Category Theory for Programmers Chapter 24: F-Algebras

  1. Implement the evaluation function for a ring of polynomials of one variable.

    For a ring $\mathscr{R}$, then define

    \[\mathscr{R}\left[t\right] = \left\{ \sum^n_i a_i t^i \,\middle|\, a_i \in \mathscr{R} \right\}\]

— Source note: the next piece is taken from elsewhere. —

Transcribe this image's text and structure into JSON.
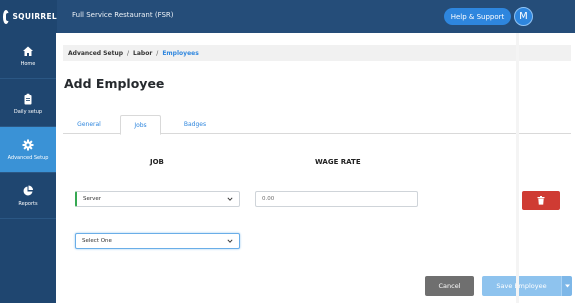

    Then we can define the following:

    • $0{\mathscr{R}\left[t\right]} = 0{\mathscr{R}} t^0$
    • $1{\mathscr{R}\left[t\right]} = 1{\mathscr{R}} t^0$
    • for $\left(\sum a_i t^i\right), \left(\sum b_i t^i\right) \in \mathscr{R}\left[t\right]$, we have
      • $\left(\sum a_i t^i\right) +_{\mathscr{R}\left[t\right]} \left(\sum b_i t^i\right) = \sum (a_i + b_i) t^i$
      • $\left(\sum a_i t^i\right) \times_{\mathscr{R}\left[t\right]} \left(\sum b_i t^i\right) = \sum \left(\sum_{x+y=i} a_x b_y\right) t^i$
  2. Generalize previous construction to polynomials of many independent variables.

    Since $\mathscr{R}[t]$ is a ring, so too is $(\mathscr{R}[t])[u]$. In this way, $\mathscr{R}[t_0, …, t_n]$ can be defined as $\mathscr{R}[t_0][…][t_n]$.